Emil Hanna, 64, and Emad Naguib, 56, both of Old Bridge, were found guilty by a jury, on Jan. 28, 2013, following a 13-day trial in New Brunswick. They were convicted for official misconduct for failing to report or prevent other employees from stealing thousands of dollars in parking fees, according to information provided by the prosecutor’s office.

The convictions were overturned by a Superior Court Judge in 2013. The Middlesex County Prosecutor’s Office appealed that decision, and the New Jersey Appellate Division reinstated their convictions in 2016.

While the two men faced a prison term of up 10 years in a New Jersey state prison and were to serve a mandatory minimum term of five years with no chance of parole, a Middlesex County Superior Court Judge instead sentenced them, on Jan. 6, 2018, to a prison term of 5 years and were ordered to only serve at least two years in custody before they can be eligible for parole.

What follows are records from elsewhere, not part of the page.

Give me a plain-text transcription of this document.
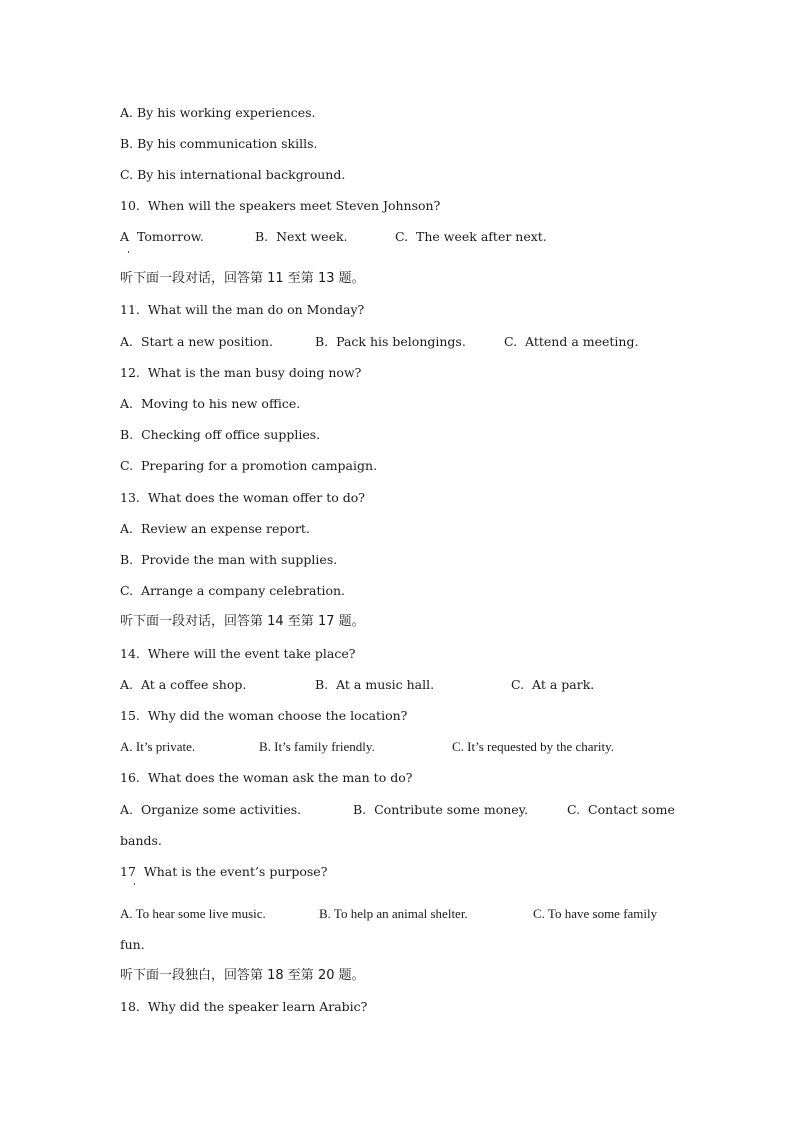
A. By his working experiences.
B. By his communication skills.
C. By his international background.
10.  When will the speakers meet Steven Johnson?

A  Tomorrow.

	B.  Next week.

	C.  The week after next.

听下面一段对话，回答第 11 至第 13 题。
11.  What will the man do on Monday?

A.  Start a new position.

	B.  Pack his belongings.

	C.  Attend a meeting.

12.  What is the man busy doing now?
A.  Moving to his new office.
B.  Checking off office supplies.
C.  Preparing for a promotion campaign.
13.  What does the woman offer to do?
A.  Review an expense report.
B.  Provide the man with supplies.
C.  Arrange a company celebration.
听下面一段对话，回答第 14 至第 17 题。
14.  Where will the event take place?

A.  At a coffee shop.

	B.  At a music hall.

	C.  At a park.

15.  Why did the woman choose the location?

A. It’s private.

	B. It’s family friendly.

	C. It’s requested by the charity.

16.  What does the woman ask the man to do?

A.  Organize some activities.

	B.  Contribute some money.

	C.  Contact some

bands.
17  What is the event’s purpose?

A. To hear some live music.

	B. To help an animal shelter.

	C. To have some family

fun.
听下面一段独白，回答第 18 至第 20 题。
18.  Why did the speaker learn Arabic?
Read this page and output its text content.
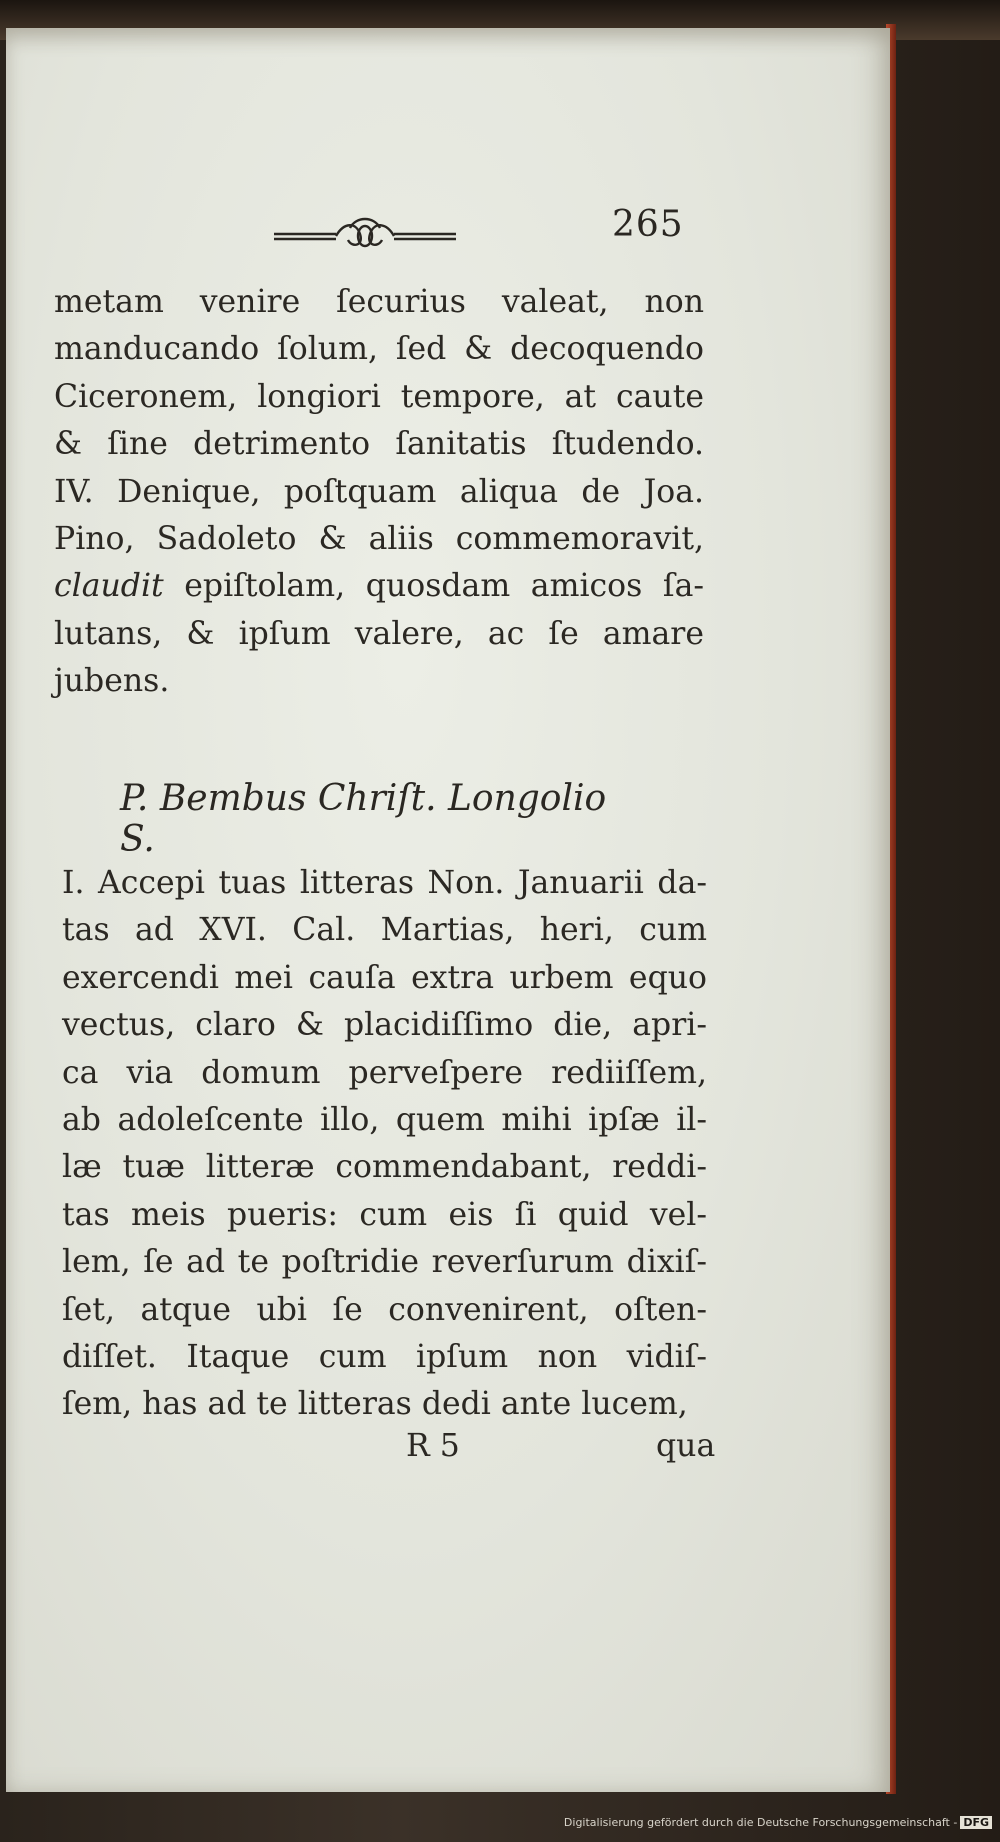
265
metam venire ſecurius valeat, non
manducando ſolum, ſed & decoquendo
Ciceronem, longiori tempore, at caute
& ſine detrimento ſanitatis ſtudendo.
IV. Denique, poſtquam aliqua de Joa.
Pino, Sadoleto & aliis commemoravit,
claudit epiſtolam, quosdam amicos ſa-
lutans, & ipſum valere, ac ſe amare
jubens.
P. Bembus Chriſt. Longolio S.
I. Accepi tuas litteras Non. Januarii da-
tas ad XVI. Cal. Martias, heri, cum
exercendi mei cauſa extra urbem equo
vectus, claro & placidiſſimo die, apri-
ca via domum perveſpere rediiſſem,
ab adoleſcente illo, quem mihi ipſæ il-
læ tuæ litteræ commendabant, reddi-
tas meis pueris: cum eis ſi quid vel-
lem, ſe ad te poſtridie reverſurum dixiſ-
ſet, atque ubi ſe convenirent, oſten-
diſſet. Itaque cum ipſum non vidiſ-
ſem, has ad te litteras dedi ante lucem,
R 5	qua
Digitalisierung gefördert durch die Deutsche Forschungsgemeinschaft - DFG
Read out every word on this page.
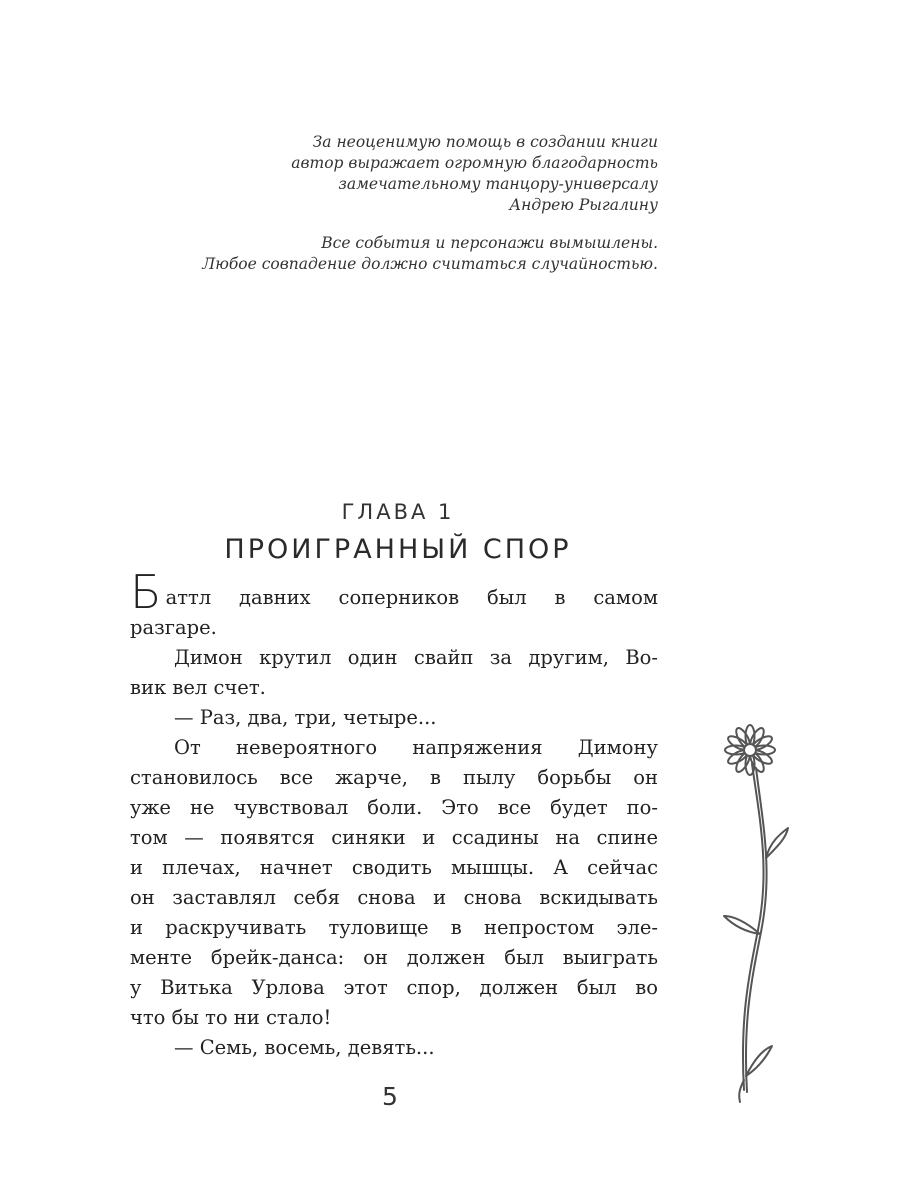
За неоценимую помощь в создании книги
автор выражает огромную благодарность
замечательному танцору-универсалу
Андрею Рыгалину
Все события и персонажи вымышлены.
Любое совпадение должно считаться случайностью.
ГЛАВА 1
ПРОИГРАННЫЙ СПОР
Баттл давних соперников был в самом
разгаре.
Димон крутил один свайп за другим, Во-
вик вел счет.
— Раз, два, три, четыре...
От невероятного напряжения Димону
становилось все жарче, в пылу борьбы он
уже не чувствовал боли. Это все будет по-
том — появятся синяки и ссадины на спине
и плечах, начнет сводить мышцы. А сейчас
он заставлял себя снова и снова вскидывать
и раскручивать туловище в непростом эле-
менте брейк-данса: он должен был выиграть
у Витька Урлова этот спор, должен был во
что бы то ни стало!
— Семь, восемь, девять...
5
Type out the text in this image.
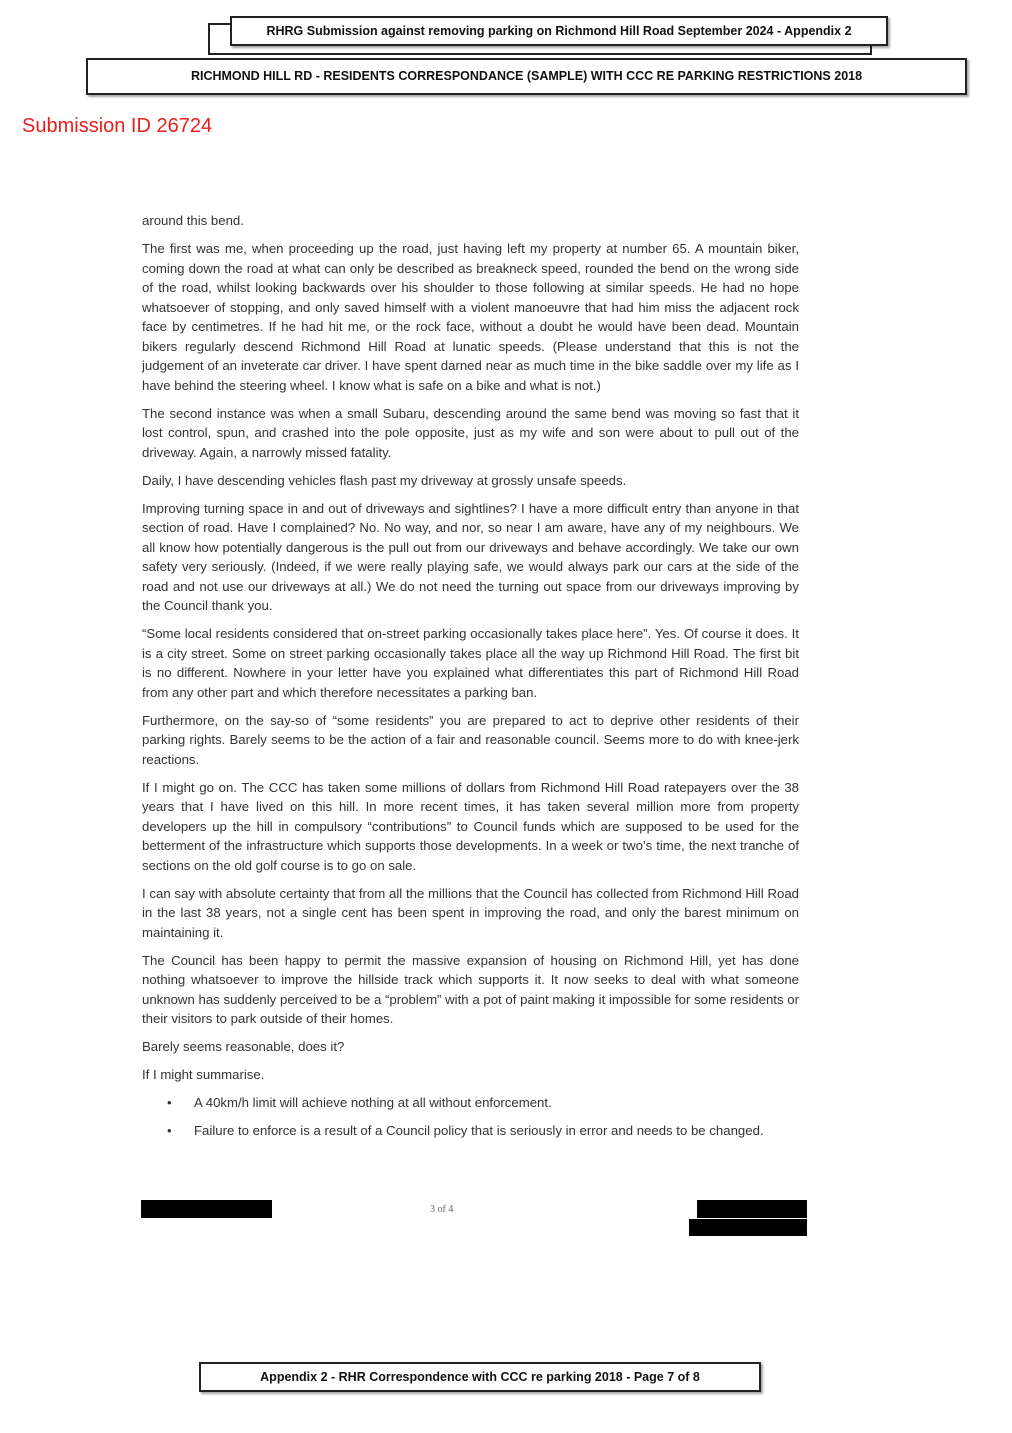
RHRG Submission against removing parking on Richmond Hill Road September 2024 - Appendix 2
RICHMOND HILL RD - RESIDENTS CORRESPONDANCE (SAMPLE) WITH CCC RE PARKING RESTRICTIONS 2018
Submission ID 26724

around this bend.

The first was me, when proceeding up the road, just having left my property at number 65. A mountain biker, coming down the road at what can only be described as breakneck speed, rounded the bend on the wrong side of the road, whilst looking backwards over his shoulder to those following at similar speeds. He had no hope whatsoever of stopping, and only saved himself with a violent manoeuvre that had him miss the adjacent rock face by centimetres. If he had hit me, or the rock face, without a doubt he would have been dead. Mountain bikers regularly descend Richmond Hill Road at lunatic speeds. (Please understand that this is not the judgement of an inveterate car driver. I have spent darned near as much time in the bike saddle over my life as I have behind the steering wheel. I know what is safe on a bike and what is not.)

The second instance was when a small Subaru, descending around the same bend was moving so fast that it lost control, spun, and crashed into the pole opposite, just as my wife and son were about to pull out of the driveway. Again, a narrowly missed fatality.

Daily, I have descending vehicles flash past my driveway at grossly unsafe speeds.

Improving turning space in and out of driveways and sightlines? I have a more difficult entry than anyone in that section of road. Have I complained? No. No way, and nor, so near I am aware, have any of my neighbours. We all know how potentially dangerous is the pull out from our driveways and behave accordingly. We take our own safety very seriously. (Indeed, if we were really playing safe, we would always park our cars at the side of the road and not use our driveways at all.) We do not need the turning out space from our driveways improving by the Council thank you.

“Some local residents considered that on-street parking occasionally takes place here”. Yes. Of course it does. It is a city street. Some on street parking occasionally takes place all the way up Richmond Hill Road. The first bit is no different. Nowhere in your letter have you explained what differentiates this part of Richmond Hill Road from any other part and which therefore necessitates a parking ban.

Furthermore, on the say-so of “some residents” you are prepared to act to deprive other residents of their parking rights. Barely seems to be the action of a fair and reasonable council. Seems more to do with knee-jerk reactions.

If I might go on. The CCC has taken some millions of dollars from Richmond Hill Road ratepayers over the 38 years that I have lived on this hill. In more recent times, it has taken several million more from property developers up the hill in compulsory “contributions” to Council funds which are supposed to be used for the betterment of the infrastructure which supports those developments. In a week or two’s time, the next tranche of sections on the old golf course is to go on sale.

I can say with absolute certainty that from all the millions that the Council has collected from Richmond Hill Road in the last 38 years, not a single cent has been spent in improving the road, and only the barest minimum on maintaining it.

The Council has been happy to permit the massive expansion of housing on Richmond Hill, yet has done nothing whatsoever to improve the hillside track which supports it. It now seeks to deal with what someone unknown has suddenly perceived to be a “problem” with a pot of paint making it impossible for some residents or their visitors to park outside of their homes.

Barely seems reasonable, does it?

If I might summarise.

• A 40km/h limit will achieve nothing at all without enforcement.
• Failure to enforce is a result of a Council policy that is seriously in error and needs to be changed.
3 of 4
Appendix 2 - RHR Correspondence with CCC re parking 2018 - Page 7 of 8
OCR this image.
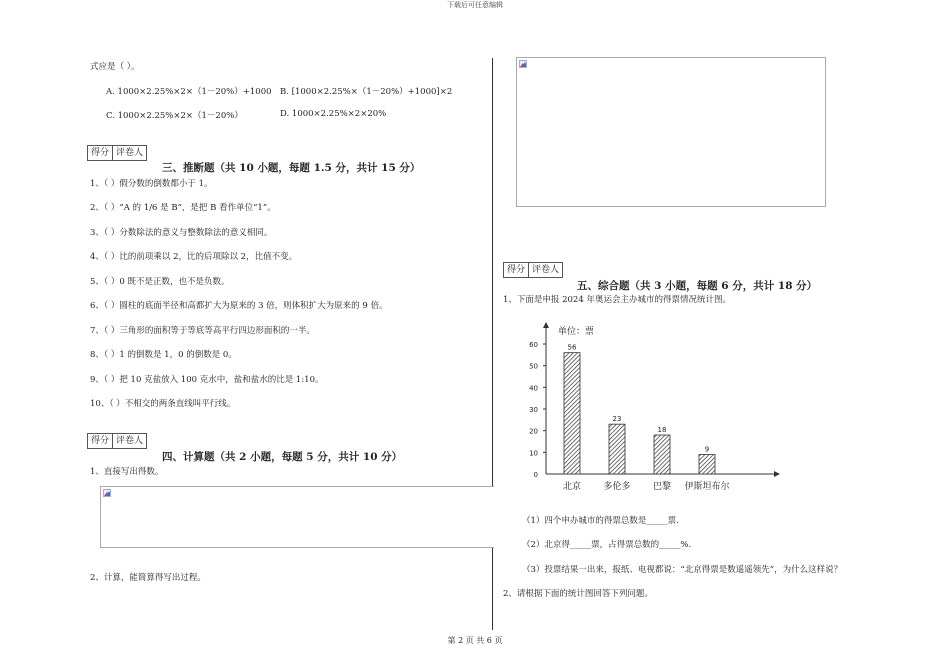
下载后可任意编辑
第 2 页 共 6 页
式应是（ ）。
A. 1000×2.25%×2×（1－20%）+1000 B. [1000×2.25%×（1－20%）+1000]×2
C. 1000×2.25%×2×（1－20%）	D. 1000×2.25%×2×20%
得分 评卷人
三、推断题（共 10 小题，每题 1.5 分，共计 15 分）
1、（ ）假分数的倒数都小于 1。
2、（ ）“A 的 1/6 是 B”，是把 B 看作单位“1”。
3、（ ）分数除法的意义与整数除法的意义相同。
4、（ ）比的前项乘以 2，比的后项除以 2，比值不变。
5、（ ）0 既不是正数，也不是负数。
6、（ ）圆柱的底面半径和高都扩大为原来的 3 倍，则体积扩大为原来的 9 倍。
7、（ ）三角形的面积等于等底等高平行四边形面积的一半。
8、（ ）1 的倒数是 1，0 的倒数是 0。
9、（ ）把 10 克盐放入 100 克水中，盐和盐水的比是 1:10。
10、（ ）不相交的两条直线叫平行线。
得分 评卷人
四、计算题（共 2 小题，每题 5 分，共计 10 分）
1、直接写出得数。
2、计算，能简算得写出过程。
得分 评卷人
五、综合题（共 3 小题，每题 6 分，共计 18 分）
1、下面是申报 2024 年奥运会主办城市的得票情况统计图。
单位：票
0
10
20
30
40
50
60	56
北京
23
多伦多
18
巴黎
9
伊斯坦布尔
（1）四个申办城市的得票总数是_____票.
（2）北京得_____票，占得票总数的_____%.
（3）投票结果一出来，报纸、电视都说：“北京得票是数遥遥领先”，为什么这样说？
2、请根据下面的统计图回答下列问题。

They were also ordered to forfeit their employment at the New Brunswick Parking Authority and were forever banned from public employment, according to the statement.

The Prosecutor’s Office filed a second appeal, this time asking the Appellate Division to find that the sentencing by the judge was improper.

On April 10, the New Jersey Appellate Division vacated the original sentences and remanded the cases for the imposition of the mandatory sentences required by law, a five-year period of incarceration with a five-year term of parole ineligibility.

In its decision, the Appellate Division found that the personal characteristics of these two defendants, as described by the trial court, did not support a finding that adhering to the mandatory parole ineligibility provision would constitute a “serious injustice,” according to the statement. The cross-appeals filed by the defendants were denied.

During the trial, Middlesex County Assistant Prosecutor Brian D. Gillet presented evidence and testimony showing that Hanna, a security sergeant for the parking authority, and Naguib, a security officer, failed to report or prevent thefts committed by other employees between July 1, 2007, and June 15, 2010.